In the year 1974 a digital message directed to the star cluster M13, containing 50.000 stars, has been sent from the huge Arecibo radio-telescope, located in the Porto Rico island.
The hope was that among the 50.000 stars in the M13 cluster, some civilization could pick up the message and reply to us.
The idea is very nice and friendly, but it is rather improbable that it would work.
As first, the message will reach the M13 cluster only in 24.000 years, since the cluster is about 24.000 light years far from us.
Second, the transmission of the message took about only 2,5 minutes. Now, how can the homo Sapiens be so presumptuous to assume that in 24.000 years, someone in the cluster M13 will be listening the sky exactly in direction of Earth, and exactly during those infinitesimal 2,5 minutes, when the message will blink to them?? 2.5 minutes of hearing time in a time-window of 24.000 years! Or better millions of years, since the other existing civilizations are certainly many millions of years older than us.
To have a measurable chance of success, the transmission of the message should have been keep running for thousands of years, to have more wide time-windows for the receiving at the other side. But the electric bill would have been very salty. The transmission power of Arecibo was of 450 kW! So it would have been anyway not feasible keep it for a long time.
Yes, the hope is that someone in M13 is scanning the sky permanently in all directions and on all frequencies, but… who know which kind of technology, an advanced specie would use to communicate at interstellar distances?
The time frame between the appearing of an intelligent specie in a biosphere and the development of technology is very short, in relation to the life of a planed, and infinitesimal in the life of the universe.
Only 300.000 -500.000 years have passed since the coming of the first homo sapiens. Planets have a life of billions of years (without considering the possibility to migrate to another planet when it reaches the end of life).
Therefore in the practice, all the other existing civilization in the universe must be millions, hundred of millions, or billions of years more advanced than us. To discover a civilization in equal times to us or the ancient Egyptians or Greek, it would be like to win a lotto!
Then came the well known S.E.T.I. Project (Search for ExtraTerrestrial Intelligence). A network of radio-telescopes scans permanently the sky on a wide range of frequencies, in the hope to capture alien messages similar to our Arecibo message. A nice idea, but almost hopeless…
I don’t think that so highly advanced civilizations would use a primitive technology which requires centuries or millenniums to receive a reply, to communicate at interstellar distances. The people who sent a message will be died since thousands of years when the other part will receive it, on both directions.
How can the Homo Sapiens be so stupid to apply the limits of his primitive knowledge to such more older civilizations?
The radio waves are suitable to communicate only at local scale, inside of a planet on inside of a planetary system. But not at interstellar scale!
It is likely, that so much older civilizations have discovered other communication ways, other physical laws, which allow to communicate in more efficient way at interstellar distance. We don’t know yet all the laws of the universe. The Homo Sapiens can’t be so presumptuous to assume that such evolved civilizations are subjected to our same technological limits.

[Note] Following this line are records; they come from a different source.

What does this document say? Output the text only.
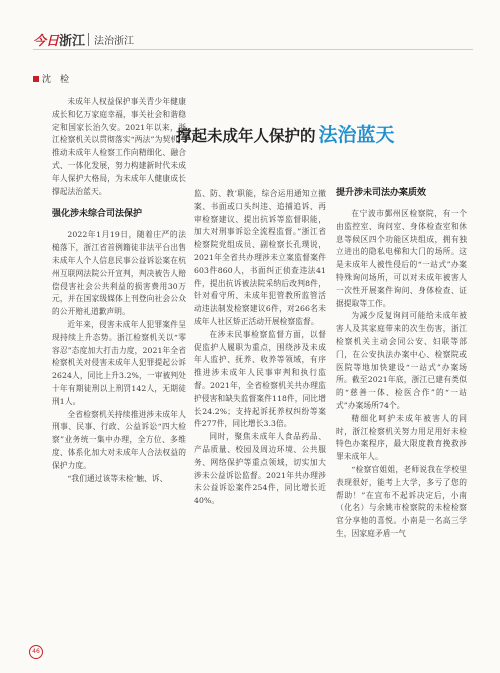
今日浙江 法治浙江
沈　检
撑起未成年人保护的 法治蓝天

未成年人权益保护事关青少年健康成长和亿万家庭幸福，事关社会和谐稳定和国家长治久安。2021年以来，浙江检察机关以贯彻落实“两法”为契机，推动未成年人检察工作向精细化、融合式、一体化发展，努力构建新时代未成年人保护大格局，为未成年人健康成长撑起法治蓝天。

强化涉未综合司法保护

2022年1月19日，随着庄严的法槌落下，浙江省首例籍徒非法平台出售未成年人个人信息民事公益诉讼案在杭州互联网法院公开宣判，判决被告人赔偿侵害社会公共利益的损害费用30万元，并在国家级媒体上刊登向社会公众的公开赔礼道歉声明。

近年来，侵害未成年人犯罪案件呈现持续上升态势。浙江检察机关以“零容忍”态度加大打击力度，2021年全省检察机关对侵害未成年人犯罪提起公诉2624人，同比上升3.2%，一审被判处十年有期徒刑以上刑罚142人，无期徒刑1人。

全省检察机关持续推进涉未成年人刑事、民事、行政、公益诉讼“四大检察”业务统一集中办理，全方位、多维度、体系化加大对未成年人合法权益的保护力度。

“我们通过该等未检‘触、诉、

监、防、教’职能，综合运用通知立撤案、书面或口头纠违、追捕追诉、再审检察建议、提出抗诉等监督职能，加大对刑事诉讼全流程监督。”浙江省检察院党组成员、副检察长孔璞说，2021年全省共办理涉未立案监督案件603件860人，书面纠正侦查违法41件，提出抗诉被法院采纳后改判8件，针对看守所、未成年犯管教所监管活动违法制发检察建议6件，对266名未成年人社区矫正活动开展检察监督。

在涉未民事检察监督方面，以督促监护人履职为重点，围绕涉及未成年人监护、抚养、收养等领域，有序推进涉未成年人民事审判和执行监督。2021年，全省检察机关共办理监护侵害和缺失监督案件118件，同比增长24.2%；支持起诉抚养权纠纷等案件277件，同比增长3.3倍。

同时，聚焦未成年人食品药品、产品质量、校园及周边环境、公共服务、网络保护等重点领域，切实加大涉未公益诉讼监督。2021年共办理涉未公益诉讼案件254件，同比增长近40%。

提升涉未司法办案质效

在宁波市鄞州区检察院，有一个由监控室、询问室、身体检查室和休息等候区四个功能区块组成，拥有独立进出的隐私电梯和大门的场所。这是未成年人被性侵后的“一站式”办案特殊询问场所，可以对未成年被害人一次性开展案件询问、身体检查、证据提取等工作。

为减少反复询问可能给未成年被害人及其家庭带来的次生伤害，浙江检察机关主动会同公安、妇联等部门，在公安执法办案中心、检察院或医院等地加快建设“一站式”办案场所。截至2021年底，浙江已建有类似的“慈善一体、检医合作”的“一站式”办案场所74个。

精细化呵护未成年被害人的同时，浙江检察机关努力用足用好未检特色办案程序，最大限度教育挽救涉罪未成年人。

“检察官姐姐，老师说我在学校里表现很好，能考上大学，多亏了您的帮助！”在宜布不起诉决定后，小南（化名）与余姚市检察院的未检检察官分享他的喜悦。小南是一名高三学生，因家庭矛盾一气

46
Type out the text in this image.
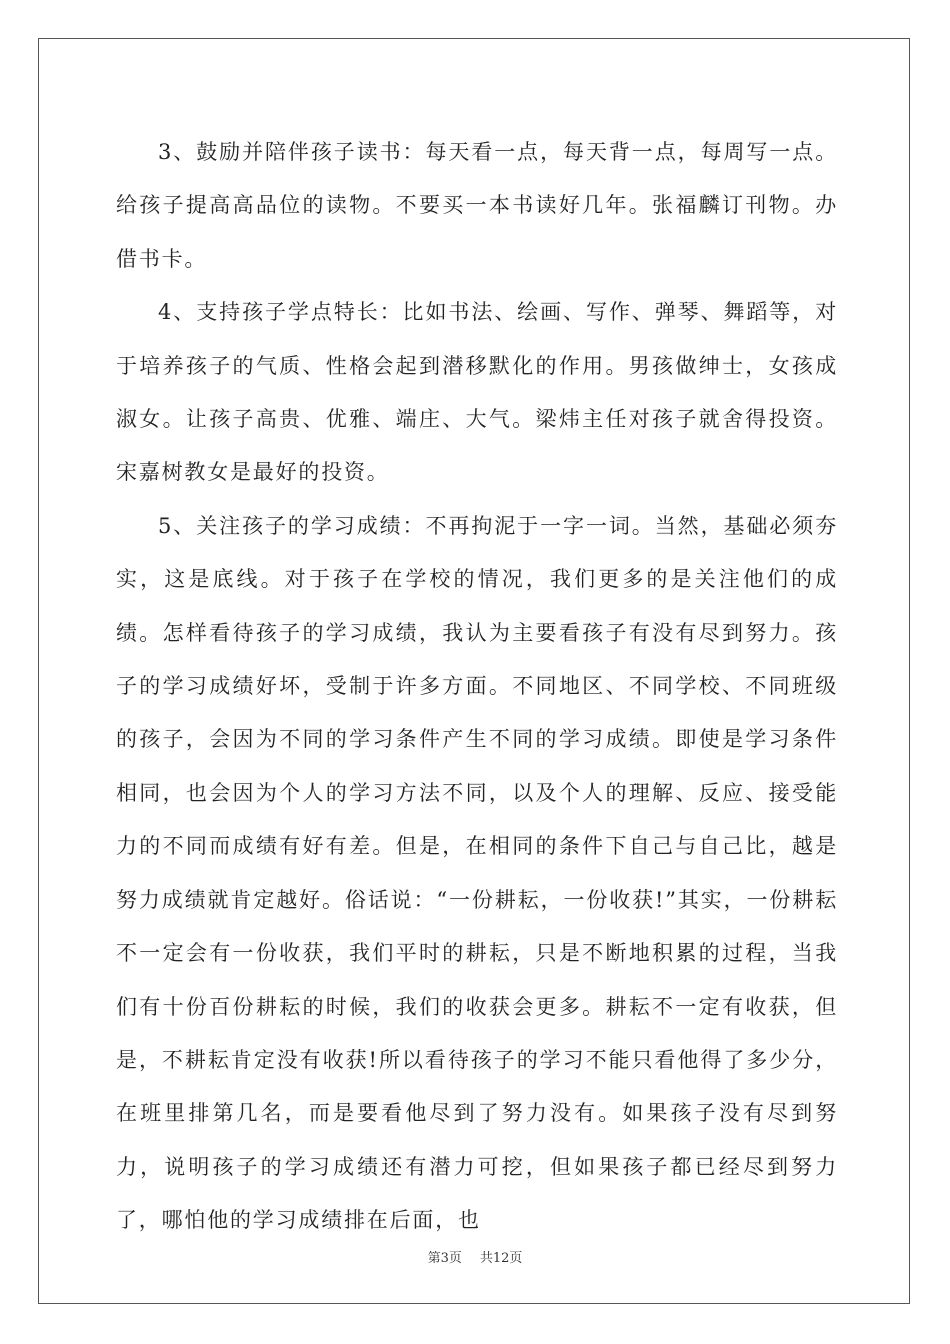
3、鼓励并陪伴孩子读书：每天看一点，每天背一点，每周写一点。给孩子提高高品位的读物。不要买一本书读好几年。张福麟订刊物。办借书卡。

4、支持孩子学点特长：比如书法、绘画、写作、弹琴、舞蹈等，对于培养孩子的气质、性格会起到潜移默化的作用。男孩做绅士，女孩成淑女。让孩子高贵、优雅、端庄、大气。梁炜主任对孩子就舍得投资。宋嘉树教女是最好的投资。

5、关注孩子的学习成绩：不再拘泥于一字一词。当然，基础必须夯实，这是底线。对于孩子在学校的情况，我们更多的是关注他们的成绩。怎样看待孩子的学习成绩，我认为主要看孩子有没有尽到努力。孩子的学习成绩好坏，受制于许多方面。不同地区、不同学校、不同班级的孩子，会因为不同的学习条件产生不同的学习成绩。即使是学习条件相同，也会因为个人的学习方法不同，以及个人的理解、反应、接受能力的不同而成绩有好有差。但是，在相同的条件下自己与自己比，越是努力成绩就肯定越好。俗话说：“一份耕耘，一份收获!”其实，一份耕耘不一定会有一份收获，我们平时的耕耘，只是不断地积累的过程，当我们有十份百份耕耘的时候，我们的收获会更多。耕耘不一定有收获，但是，不耕耘肯定没有收获!所以看待孩子的学习不能只看他得了多少分，在班里排第几名，而是要看他尽到了努力没有。如果孩子没有尽到努力，说明孩子的学习成绩还有潜力可挖，但如果孩子都已经尽到努力了，哪怕他的学习成绩排在后面，也

第3页 共12页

Furthermore, to give us the chance to capture their message right now, during our few years or SETI listening, the aliens should have aired their message continuously for millions of years, with huge power. While we aired our Arecibo message only for 2,5 minutes!
So, in conclusion, probably we will never capture an intentional message through the SETI. Moreover, very likely no civilization is interested at all in communicating with a specie like us. Therefore, please stop to say “If we hear nothing, it means that there is nobody there”, and stop to be surprised if the universe is “silent” in the radio wave spectrum, at interstellar scale.
All what the SETI project might hear someday, it could be some unintentional radio signal, sent for other purposes, but not to communicate at interstellar distances.